Here's a sample input file:
Hello, hahaha: this is a sample file. It contains a number of lines, with different punctuations and spacings.
We can analyze this file, breaking the input into phrases, and tallying them.
But be careful: there are a lot of details to worry about!
So, this is a test file.
Also, this is a sample file. So, it is both! Hahaha.

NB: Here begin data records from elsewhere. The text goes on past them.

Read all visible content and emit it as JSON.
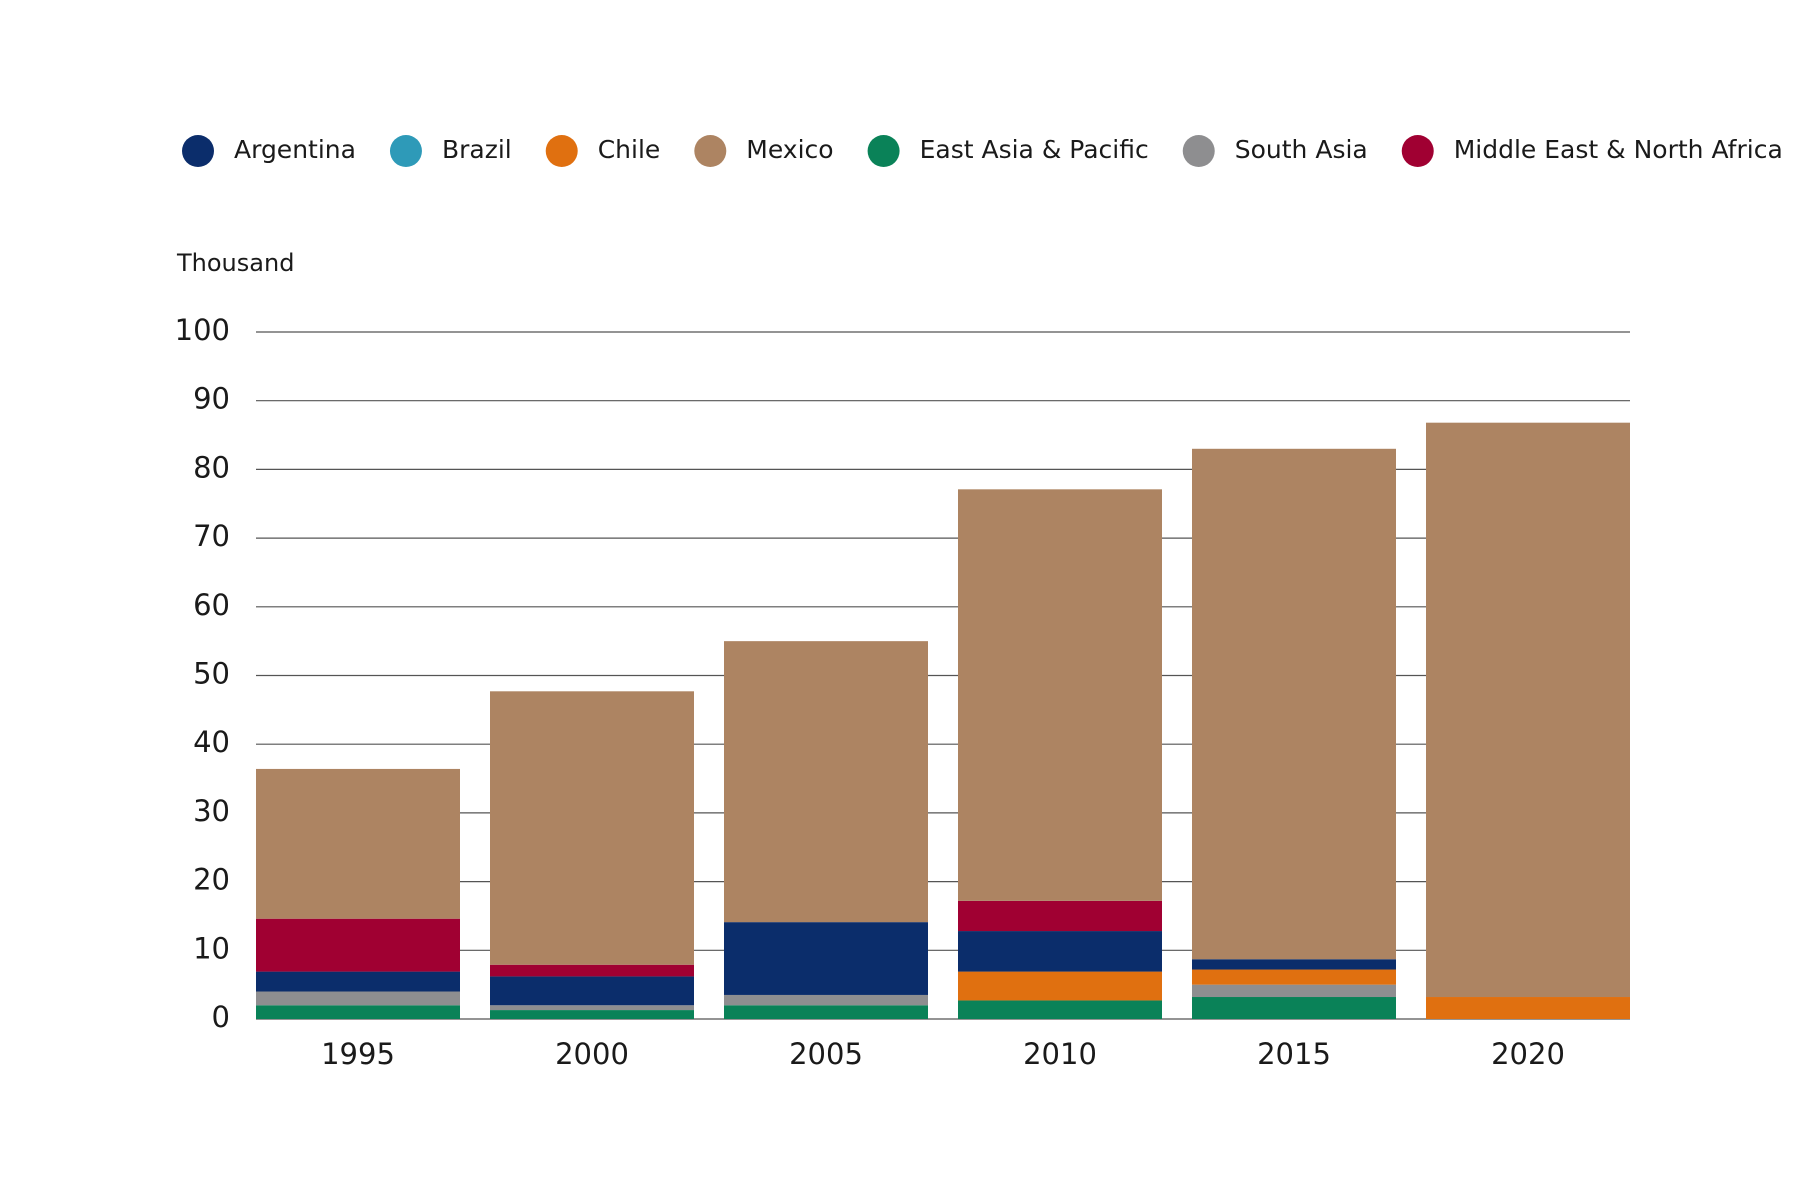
{
  "chart_data": {
    "type": "stacked_bar",
    "y_axis_label": "Thousand",
    "categories": [
      "1995",
      "2000",
      "2005",
      "2010",
      "2015",
      "2020"
    ],
    "series": [
      {
        "name": "Argentina",
        "color": "#0b2d6b",
        "values": [
          2.9,
          4.2,
          10.6,
          5.9,
          1.5,
          0
        ]
      },
      {
        "name": "Brazil",
        "color": "#2e9ab8",
        "values": [
          0,
          0,
          0,
          0,
          0,
          0
        ]
      },
      {
        "name": "Chile",
        "color": "#e07010",
        "values": [
          0,
          0,
          0,
          4.2,
          2.2,
          3.2
        ]
      },
      {
        "name": "Mexico",
        "color": "#ad8462",
        "values": [
          21.8,
          39.8,
          40.9,
          59.9,
          74.3,
          83.6
        ]
      },
      {
        "name": "East Asia & Pacific",
        "color": "#0a8258",
        "values": [
          2.0,
          1.3,
          2.0,
          2.7,
          3.2,
          0
        ]
      },
      {
        "name": "South Asia",
        "color": "#8e8e90",
        "values": [
          2.0,
          0.7,
          1.5,
          0,
          1.8,
          0
        ]
      },
      {
        "name": "Middle East & North Africa",
        "color": "#a00032",
        "values": [
          7.7,
          1.7,
          0,
          4.4,
          0,
          0
        ]
      }
    ],
    "ylim": [
      0,
      100
    ],
    "yticks": [
      0,
      10,
      20,
      30,
      40,
      50,
      60,
      70,
      80,
      90,
      100
    ],
    "grid": true
  }
}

and here is what it should output:
00002 <SO>
00001 <ALSO>
00001 <HELLO>
00002 <HAHAHA>
00001 <IT IS BOTH>
00001 <BUT BE CAREFUL>
00001 <AND TALLYING THEM>
00001 <THIS IS A TEST FILE>
00002 <THIS IS A SAMPLE FILE>
00001 <WE CAN ANALYZE THIS FILE>
00001 <IT CONTAINS A NUMBER OF LINES>
00001 <BREAKING THE INPUT INTO PHRASES>
00001 <WITH DIFFERENT PUNCTUATIONS AND SPACINGS>
00001 <THERE ARE A LOT OF DETAILS TO WORRY ABOUT>
I strongly recommend experimenting with different input files!
Suggestions
This assignment is an excellent opportunity on which to practice modular coding, and a top-down design methodology. Think carefully about your overall algorithm; break it into a few steps and code your main loop accordingly. Then begin coding the functions to implement each of those steps. Work in pieces, developing, testing and debugging each piece as you go. Some of the pieces you may need include:
• a way to read stdin and pre-process the characters;
• a way to detect the beginning of a phrase;
• a way to detect the end of a phrase;
• a way to store a phrase into a dictionary (either as a new entry or an additional tally on a phrase you've already seen);
• a way to sort your dictionary; • a way to print your dictionary.
• Document everything (lots of comments!).
• Be careful to handle long phrases, as well as input containing more than 1000 phrases.
• Sample executable is available at /tmp/index-sample.
• /tmp/WarandPeace.txt is a good large testfile!